Forex spread bid and ask price buy and sell trade

ECN Brokers

An ECN is an ‘electronic communications network’, and is how banks and liquidity providers interact to exchange currencies. ECN brokers provide direct access to this interbank market, where forex spreads are extremely narrow, and charge a commission for doing so.

Quite often these brokers are keen to identify themselves as such. There is some perception that the ECN model provides greater transparent and removes the potential for conflicts of interest. The broker makes their profit from the fixed commission they charge. For this reason, they have no motivation to game the bid-ask spread in any way. However, interbank spreads are extremely sensitive to market volatility and liquidity shortages hence can become prohibitively wide during events such as news releases.

Dealing Desk Brokers

Brokers who operate a dealing desk model make their money from the forex spread. They act as counterparty to their client’s trades and therefore control the bid-ask spread. Because they make their profits from the inflated spread they do not charge commissions. Often, dealing desk brokers choose to provide ‘fixed spreads’. This means that the forex spread is guaranteed at a certain amount regardless of how wide or narrow the ‘floating spread’ in the market may be.

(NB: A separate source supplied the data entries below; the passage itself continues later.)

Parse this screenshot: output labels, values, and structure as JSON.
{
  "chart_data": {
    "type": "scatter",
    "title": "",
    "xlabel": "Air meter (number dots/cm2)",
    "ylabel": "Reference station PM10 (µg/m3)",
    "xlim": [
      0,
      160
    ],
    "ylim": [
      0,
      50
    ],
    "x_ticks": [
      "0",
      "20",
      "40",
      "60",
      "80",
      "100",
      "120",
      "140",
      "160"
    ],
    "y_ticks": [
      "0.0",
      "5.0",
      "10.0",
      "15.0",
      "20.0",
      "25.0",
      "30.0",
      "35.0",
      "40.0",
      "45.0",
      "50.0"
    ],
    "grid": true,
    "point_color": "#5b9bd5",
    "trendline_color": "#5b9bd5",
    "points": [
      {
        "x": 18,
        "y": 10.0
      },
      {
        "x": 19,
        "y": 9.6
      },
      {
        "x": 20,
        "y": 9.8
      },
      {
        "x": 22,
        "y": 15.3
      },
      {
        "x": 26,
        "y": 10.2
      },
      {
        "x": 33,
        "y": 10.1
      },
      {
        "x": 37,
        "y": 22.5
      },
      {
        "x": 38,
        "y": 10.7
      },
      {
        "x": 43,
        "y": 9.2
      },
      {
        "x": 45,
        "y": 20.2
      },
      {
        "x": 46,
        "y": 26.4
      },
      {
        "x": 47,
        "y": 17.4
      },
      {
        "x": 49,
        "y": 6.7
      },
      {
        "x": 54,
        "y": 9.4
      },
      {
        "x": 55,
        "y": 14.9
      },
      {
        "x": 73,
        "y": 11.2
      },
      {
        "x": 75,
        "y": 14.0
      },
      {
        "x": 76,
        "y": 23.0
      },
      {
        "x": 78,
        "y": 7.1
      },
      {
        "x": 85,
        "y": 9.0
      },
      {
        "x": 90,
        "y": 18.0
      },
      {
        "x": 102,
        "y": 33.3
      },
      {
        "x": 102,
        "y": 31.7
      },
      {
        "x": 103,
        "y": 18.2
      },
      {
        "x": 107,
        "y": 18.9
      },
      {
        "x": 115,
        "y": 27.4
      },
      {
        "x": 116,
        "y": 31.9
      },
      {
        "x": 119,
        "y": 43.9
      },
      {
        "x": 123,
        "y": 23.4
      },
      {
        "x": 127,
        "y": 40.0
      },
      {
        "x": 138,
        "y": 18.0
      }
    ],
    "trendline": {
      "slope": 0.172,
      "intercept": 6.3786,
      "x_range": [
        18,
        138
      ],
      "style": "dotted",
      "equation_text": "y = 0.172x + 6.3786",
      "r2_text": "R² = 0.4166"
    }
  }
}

Comparing brokerages forex spread

STP Brokers

An STP or ‘straight-through-processing’ broker occupies the middle ground between the two models described above. An STP firm will pool the best bids and offers from its liquidity providers, inflate the forex spread, and then enable you to trade at these prices. There is no dealing desk intervention and prices are based upon (though inflated from) those found in the interbank market. Forex spreads are always floating and never fixed, and no commissions are charged.

An important first step when comparing brokers is, therefore, to identify which of the above categories a firm falls into. Then you can begin comparing them with similar companies to determine which will be the most suitable. Remember, however, that trading fees are by no means the most important priority when choosing a forex broker.